Chubs rubbed the back of his hand against his forehead, closing his eyes. “There’s really nothing else, and even then the medicine will only work if it’s bacterial pneumonia. If it’s viral and it’s already this bad, I’m not even sure IV fluid would help.”

“There’s nothing else…not even in your book?”

He’d insisted on trekking all the way back to the car to retrieve some kind of medical text his dad had given him to double-check the list of medicine.

Chubs shook his head.

I felt the scream burning at the base of my throat. NOT HIM. Not Liam. Please don’t take him, too. I wondered if this was what all of those parents had felt like once IAAN had gone public and they knew there was a 98 percent chance their kids wouldn’t make it through, no matter what they did to help them.

“When are you leaving?” Chubs asked. “Who’s going with you?”

“In a few hours,” I said. “It’ll be most of the hunting groups, but a few of the guys are staying behind. And Vida.”

The gunfire flashing through that boy’s mind had been enough for me to worry about any other plans they might have for retaking their old home tonight.
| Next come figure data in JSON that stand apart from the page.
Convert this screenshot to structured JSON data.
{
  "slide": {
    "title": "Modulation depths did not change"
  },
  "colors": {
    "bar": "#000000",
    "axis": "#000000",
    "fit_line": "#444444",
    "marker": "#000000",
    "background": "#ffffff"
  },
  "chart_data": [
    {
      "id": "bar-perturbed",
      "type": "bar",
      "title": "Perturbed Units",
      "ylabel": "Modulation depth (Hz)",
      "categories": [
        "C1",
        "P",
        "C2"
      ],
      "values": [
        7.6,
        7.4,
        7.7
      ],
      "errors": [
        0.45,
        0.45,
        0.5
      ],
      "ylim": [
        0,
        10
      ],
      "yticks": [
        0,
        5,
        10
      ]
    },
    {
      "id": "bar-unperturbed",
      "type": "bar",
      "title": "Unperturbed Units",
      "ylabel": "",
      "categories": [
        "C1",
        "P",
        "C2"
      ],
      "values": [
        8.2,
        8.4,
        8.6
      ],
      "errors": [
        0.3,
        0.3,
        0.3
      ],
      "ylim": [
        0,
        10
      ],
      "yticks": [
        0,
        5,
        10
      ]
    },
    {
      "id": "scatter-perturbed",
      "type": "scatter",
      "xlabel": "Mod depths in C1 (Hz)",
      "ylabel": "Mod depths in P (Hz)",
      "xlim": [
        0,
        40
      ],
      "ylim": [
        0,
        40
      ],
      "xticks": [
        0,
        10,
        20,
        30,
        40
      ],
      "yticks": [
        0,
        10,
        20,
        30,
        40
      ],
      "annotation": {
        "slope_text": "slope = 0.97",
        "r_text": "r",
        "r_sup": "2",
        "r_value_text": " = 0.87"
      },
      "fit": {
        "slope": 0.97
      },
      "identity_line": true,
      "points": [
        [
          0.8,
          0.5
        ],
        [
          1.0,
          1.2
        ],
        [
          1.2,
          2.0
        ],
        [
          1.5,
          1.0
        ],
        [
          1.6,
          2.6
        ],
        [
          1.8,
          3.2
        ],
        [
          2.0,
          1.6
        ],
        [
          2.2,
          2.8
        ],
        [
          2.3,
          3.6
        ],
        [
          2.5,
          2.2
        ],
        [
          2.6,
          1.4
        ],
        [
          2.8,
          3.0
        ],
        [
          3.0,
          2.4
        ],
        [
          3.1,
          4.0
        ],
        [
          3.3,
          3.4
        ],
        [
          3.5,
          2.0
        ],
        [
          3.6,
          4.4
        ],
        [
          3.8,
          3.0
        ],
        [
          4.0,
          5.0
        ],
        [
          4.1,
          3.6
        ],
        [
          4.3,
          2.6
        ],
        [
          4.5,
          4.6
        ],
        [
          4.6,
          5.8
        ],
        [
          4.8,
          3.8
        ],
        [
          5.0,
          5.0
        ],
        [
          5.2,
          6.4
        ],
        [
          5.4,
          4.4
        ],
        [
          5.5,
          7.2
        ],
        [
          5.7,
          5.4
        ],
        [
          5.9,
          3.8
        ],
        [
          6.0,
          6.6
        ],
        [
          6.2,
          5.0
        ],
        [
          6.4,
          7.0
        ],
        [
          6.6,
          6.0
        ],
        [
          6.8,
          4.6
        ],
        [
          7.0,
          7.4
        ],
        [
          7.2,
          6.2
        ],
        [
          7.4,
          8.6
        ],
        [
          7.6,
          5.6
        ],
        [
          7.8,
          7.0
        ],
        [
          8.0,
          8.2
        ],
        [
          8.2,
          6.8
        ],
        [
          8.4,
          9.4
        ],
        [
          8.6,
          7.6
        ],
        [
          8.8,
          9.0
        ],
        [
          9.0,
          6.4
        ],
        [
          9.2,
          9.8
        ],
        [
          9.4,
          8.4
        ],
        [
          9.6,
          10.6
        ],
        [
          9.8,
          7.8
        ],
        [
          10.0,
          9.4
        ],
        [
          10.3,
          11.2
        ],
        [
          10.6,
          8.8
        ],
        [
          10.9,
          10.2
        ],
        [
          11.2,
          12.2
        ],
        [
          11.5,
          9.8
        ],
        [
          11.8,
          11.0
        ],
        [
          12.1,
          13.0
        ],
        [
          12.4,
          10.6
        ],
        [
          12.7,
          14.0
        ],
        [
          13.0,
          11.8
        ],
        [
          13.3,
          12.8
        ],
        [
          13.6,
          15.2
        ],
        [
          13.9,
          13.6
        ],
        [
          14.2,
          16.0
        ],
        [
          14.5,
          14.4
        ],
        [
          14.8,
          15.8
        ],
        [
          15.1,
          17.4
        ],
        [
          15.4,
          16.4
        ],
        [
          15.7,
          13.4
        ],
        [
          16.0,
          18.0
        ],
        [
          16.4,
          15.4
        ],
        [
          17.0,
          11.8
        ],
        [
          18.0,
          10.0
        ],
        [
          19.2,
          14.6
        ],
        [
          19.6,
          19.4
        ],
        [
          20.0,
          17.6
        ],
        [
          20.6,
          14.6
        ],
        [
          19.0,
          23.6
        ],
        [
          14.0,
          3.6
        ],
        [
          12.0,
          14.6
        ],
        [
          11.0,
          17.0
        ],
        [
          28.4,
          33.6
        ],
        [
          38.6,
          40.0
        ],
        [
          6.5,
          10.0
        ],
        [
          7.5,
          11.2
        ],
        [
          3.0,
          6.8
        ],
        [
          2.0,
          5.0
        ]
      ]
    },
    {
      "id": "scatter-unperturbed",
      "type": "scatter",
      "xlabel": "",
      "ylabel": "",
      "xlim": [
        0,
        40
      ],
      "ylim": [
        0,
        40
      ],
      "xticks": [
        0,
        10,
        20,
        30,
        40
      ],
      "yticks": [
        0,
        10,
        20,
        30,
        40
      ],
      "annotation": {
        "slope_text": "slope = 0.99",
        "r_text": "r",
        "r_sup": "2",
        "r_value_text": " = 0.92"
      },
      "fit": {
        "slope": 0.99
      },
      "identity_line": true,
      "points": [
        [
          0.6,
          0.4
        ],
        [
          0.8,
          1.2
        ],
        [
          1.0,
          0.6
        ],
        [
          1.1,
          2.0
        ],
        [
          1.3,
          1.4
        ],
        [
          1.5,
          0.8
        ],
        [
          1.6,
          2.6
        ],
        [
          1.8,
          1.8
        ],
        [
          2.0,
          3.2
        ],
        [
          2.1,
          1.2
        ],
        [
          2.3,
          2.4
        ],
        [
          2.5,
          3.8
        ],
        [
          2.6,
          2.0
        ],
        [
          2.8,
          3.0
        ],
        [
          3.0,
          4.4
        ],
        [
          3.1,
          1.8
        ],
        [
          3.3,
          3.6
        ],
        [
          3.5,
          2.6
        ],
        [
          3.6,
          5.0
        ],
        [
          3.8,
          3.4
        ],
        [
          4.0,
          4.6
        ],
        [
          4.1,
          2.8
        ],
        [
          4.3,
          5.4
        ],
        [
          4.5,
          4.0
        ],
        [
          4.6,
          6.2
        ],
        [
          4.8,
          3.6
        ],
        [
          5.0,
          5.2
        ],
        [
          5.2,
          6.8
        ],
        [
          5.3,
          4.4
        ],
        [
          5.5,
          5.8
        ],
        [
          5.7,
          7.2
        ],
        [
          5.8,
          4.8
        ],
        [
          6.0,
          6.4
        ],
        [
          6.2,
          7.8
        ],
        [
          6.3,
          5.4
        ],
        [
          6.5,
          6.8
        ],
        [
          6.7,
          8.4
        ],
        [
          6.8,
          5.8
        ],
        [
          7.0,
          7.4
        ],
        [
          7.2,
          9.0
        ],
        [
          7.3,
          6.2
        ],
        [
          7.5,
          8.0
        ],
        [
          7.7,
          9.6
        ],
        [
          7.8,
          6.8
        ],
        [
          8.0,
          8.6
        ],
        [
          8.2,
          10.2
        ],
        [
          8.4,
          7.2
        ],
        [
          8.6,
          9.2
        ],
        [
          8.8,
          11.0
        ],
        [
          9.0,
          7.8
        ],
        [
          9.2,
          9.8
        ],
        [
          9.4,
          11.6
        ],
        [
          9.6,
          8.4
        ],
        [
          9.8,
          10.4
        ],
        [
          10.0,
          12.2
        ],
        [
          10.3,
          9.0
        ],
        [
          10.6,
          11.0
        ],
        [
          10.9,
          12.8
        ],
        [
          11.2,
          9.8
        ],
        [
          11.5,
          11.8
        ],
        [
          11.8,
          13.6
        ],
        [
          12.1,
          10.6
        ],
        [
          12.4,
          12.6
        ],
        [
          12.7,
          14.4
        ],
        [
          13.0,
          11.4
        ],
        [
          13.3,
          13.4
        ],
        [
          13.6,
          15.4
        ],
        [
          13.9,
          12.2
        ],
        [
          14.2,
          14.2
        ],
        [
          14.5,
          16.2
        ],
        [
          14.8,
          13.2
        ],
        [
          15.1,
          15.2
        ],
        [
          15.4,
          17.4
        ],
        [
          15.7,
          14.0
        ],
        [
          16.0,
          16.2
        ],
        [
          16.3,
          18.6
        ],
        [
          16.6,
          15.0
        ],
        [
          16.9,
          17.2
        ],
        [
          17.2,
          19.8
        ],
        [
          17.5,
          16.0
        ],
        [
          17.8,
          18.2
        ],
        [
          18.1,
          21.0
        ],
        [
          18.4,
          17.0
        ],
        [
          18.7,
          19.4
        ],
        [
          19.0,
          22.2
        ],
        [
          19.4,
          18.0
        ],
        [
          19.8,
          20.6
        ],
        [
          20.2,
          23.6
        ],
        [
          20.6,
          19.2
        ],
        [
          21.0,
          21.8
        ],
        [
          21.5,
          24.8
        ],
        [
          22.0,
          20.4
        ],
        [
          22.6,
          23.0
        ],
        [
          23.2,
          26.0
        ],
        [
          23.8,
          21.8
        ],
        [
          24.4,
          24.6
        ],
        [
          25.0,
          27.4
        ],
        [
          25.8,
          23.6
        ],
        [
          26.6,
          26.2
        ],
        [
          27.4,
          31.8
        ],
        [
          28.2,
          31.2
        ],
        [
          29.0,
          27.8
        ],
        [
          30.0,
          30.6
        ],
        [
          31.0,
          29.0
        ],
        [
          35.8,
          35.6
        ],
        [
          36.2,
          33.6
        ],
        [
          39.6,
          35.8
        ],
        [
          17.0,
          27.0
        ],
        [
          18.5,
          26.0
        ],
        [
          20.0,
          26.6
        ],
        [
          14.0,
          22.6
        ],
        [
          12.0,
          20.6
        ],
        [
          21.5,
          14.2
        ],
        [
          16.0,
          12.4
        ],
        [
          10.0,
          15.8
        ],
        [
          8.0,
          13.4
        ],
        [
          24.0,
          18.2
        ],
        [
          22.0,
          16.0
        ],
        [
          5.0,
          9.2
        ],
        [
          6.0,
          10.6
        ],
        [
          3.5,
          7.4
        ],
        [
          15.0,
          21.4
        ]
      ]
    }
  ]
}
If they were stupid enough to try something, they’d be guaranteed some serious pain and trauma for their effort.

“And that’s comforting, how?” he asked.

Vida reached behind her, trying to punch whatever part of him she could reach.

“You’re done,” she announced, bolting. The strips of the shirt he had shredded to wrap her burns with fell out of his lap as he lunged after her. We watched her stumble through the ring of fire around us, Chubs’s eyes narrowing with every clumsy step she took. Slowly, after she’d disappeared into the kids milling around us, he turned to look at me.

“Yes,” I said. “You have to go after her.”

He raised his eyebrows in challenge.

“It’ll get infected,” I reminded him.

“She would drive a saint to murder. Like, ten-stab-wounds-to-the-torso murder.”

“Good thing you’re not a saint.”

He stood at that, thrusting a towel and bucket of warm water toward me, giving some kind of vague motion toward the spread of sick kids behind us. “I’ll be back in five minutes. Be useful and try to get them drinking water.”

I went down the lines of kids, waking them out of fever dreams, bringing a plastic cup of water to their lips. Short of forcing their mouths open and pouring it down their throats, there wasn’t much I could do to get them to swallow. I did the best I could cleaning off their faces with a rag, asking a series of questions that began with, “Are you in pain?” and ended with, “Do you feel worse than yesterday?”

Only one of the kids was able to answer. Yes, she had whispered, yes. To every question, an aching, soft yes.